A puppy bounds in, all lolling tongue and soft fur and enthusiasm, and despite his gentle soul, the pigeons fly. Having flown they scatter, reshuffle their flock, and settle again, in new patterns, new distributions to peck at the tourist-scattered corn and discarded sandwiches. A young family advances, with a wobble-wheeled buggy full of impatient wailing to the fore. Again the pigeons fly, scatter, reshuffle, resettling in the wake of this latest disturbance.
Mouselike, an archetypal librarian diffidently creeps across the cobbles. In her averted eyes we can read the unspoken promise that she shall one day whip off her spectacles, untangle her bunned-up hair, and fly headlong through the window wearing nothing more than a magic cape, thigh boots and a studded leather G-string.

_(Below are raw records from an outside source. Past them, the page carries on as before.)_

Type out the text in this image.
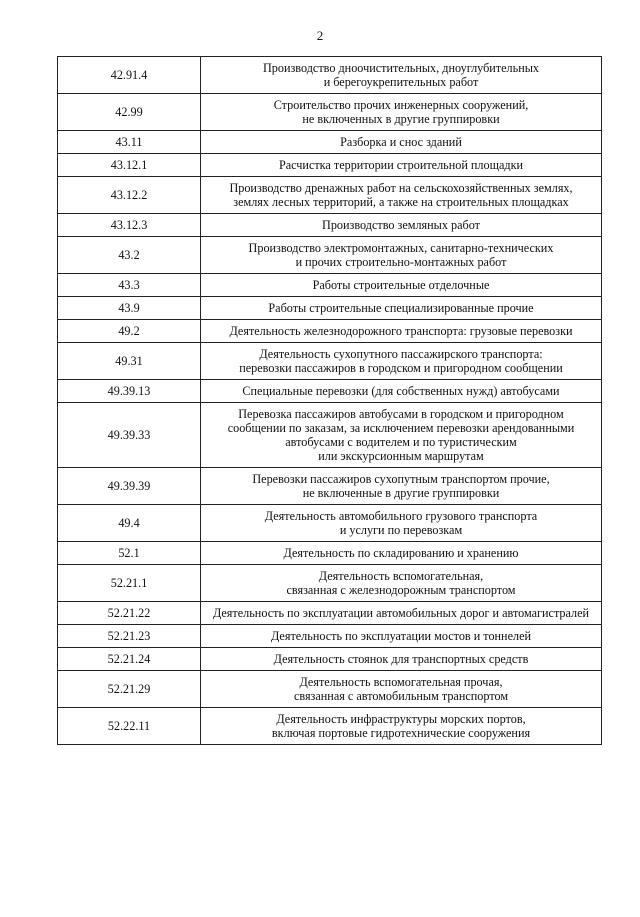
2
42.91.4	Производство дноочистительных, дноуглубительных
и берегоукрепительных работ
42.99	Строительство прочих инженерных сооружений,
не включенных в другие группировки
43.11	Разборка и снос зданий
43.12.1	Расчистка территории строительной площадки
43.12.2	Производство дренажных работ на сельскохозяйственных землях,
землях лесных территорий, а также на строительных площадках
43.12.3	Производство земляных работ
43.2	Производство электромонтажных, санитарно-технических
и прочих строительно-монтажных работ
43.3	Работы строительные отделочные
43.9	Работы строительные специализированные прочие
49.2	Деятельность железнодорожного транспорта: грузовые перевозки
49.31	Деятельность сухопутного пассажирского транспорта:
перевозки пассажиров в городском и пригородном сообщении
49.39.13	Специальные перевозки (для собственных нужд) автобусами
49.39.33	Перевозка пассажиров автобусами в городском и пригородном
сообщении по заказам, за исключением перевозки арендованными
автобусами с водителем и по туристическим
или экскурсионным маршрутам
49.39.39	Перевозки пассажиров сухопутным транспортом прочие,
не включенные в другие группировки
49.4	Деятельность автомобильного грузового транспорта
и услуги по перевозкам
52.1	Деятельность по складированию и хранению
52.21.1	Деятельность вспомогательная,
связанная с железнодорожным транспортом
52.21.22	Деятельность по эксплуатации автомобильных дорог и автомагистралей
52.21.23	Деятельность по эксплуатации мостов и тоннелей
52.21.24	Деятельность стоянок для транспортных средств
52.21.29	Деятельность вспомогательная прочая,
связанная с автомобильным транспортом
52.22.11	Деятельность инфраструктуры морских портов,
включая портовые гидротехнические сооружения
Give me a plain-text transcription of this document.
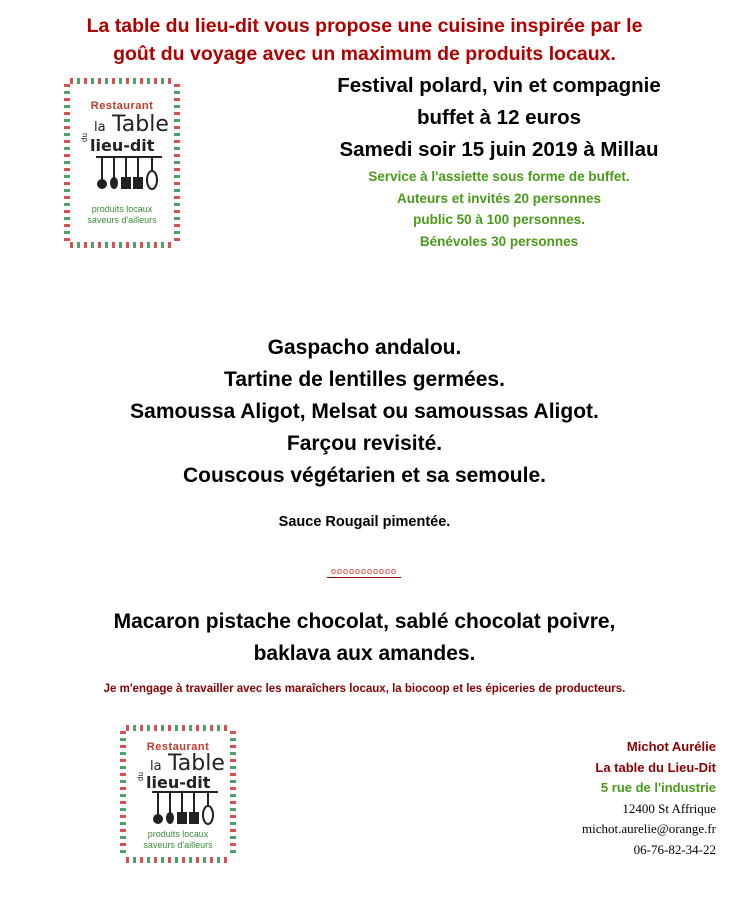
La table du lieu-dit vous propose une cuisine inspirée par le
goût du voyage avec un maximum de produits locaux.
Restaurant
la Table
du lieu-dit
produits locaux
saveurs d'ailleurs
Festival polard, vin et compagnie
buffet à 12 euros
Samedi soir 15 juin 2019 à Millau
Service à l'assiette sous forme de buffet.
Auteurs et invités 20 personnes
public 50 à 100 personnes.
Bénévoles 30 personnes
Gaspacho andalou.
Tartine de lentilles germées.
Samoussa Aligot, Melsat ou samoussas Aligot.
Farçou revisité.
Couscous végétarien et sa semoule.
Sauce Rougail pimentée.
ooooooooooo
Macaron pistache chocolat, sablé chocolat poivre,
baklava aux amandes.
Je m'engage à travailler avec les maraîchers locaux, la biocoop et les épiceries de producteurs.
Restaurant
la Table
du lieu-dit
produits locaux
saveurs d'ailleurs
Michot Aurélie
La table du Lieu-Dit
5 rue de l'industrie
12400 St Affrique
michot.aurelie@orange.fr
06-76-82-34-22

Today, she is demur, unremarkable, unthreatening; yet the pigeons flee at her approach nonetheless.
Lunchtime people-watchers, posing as office-workers engrossed in their lawful business of eating packed lunches, peer over their wholegrain and Tupperware horizons, eyes busily tracking the birds' and the intruders' movements across the square.
The boy returns, retracing his steps through the flock. Again the pigeons ignore him, and the people-watchers munch on, noses down amongst the picalilly and peanut butter.
I often wondered; now I know. To not scare the pigeons, one must be invisible. Yet I can see the boy.
When I walk away through the feeding flock, not a feather stirs. No-one watches me leave, except the smiling boy.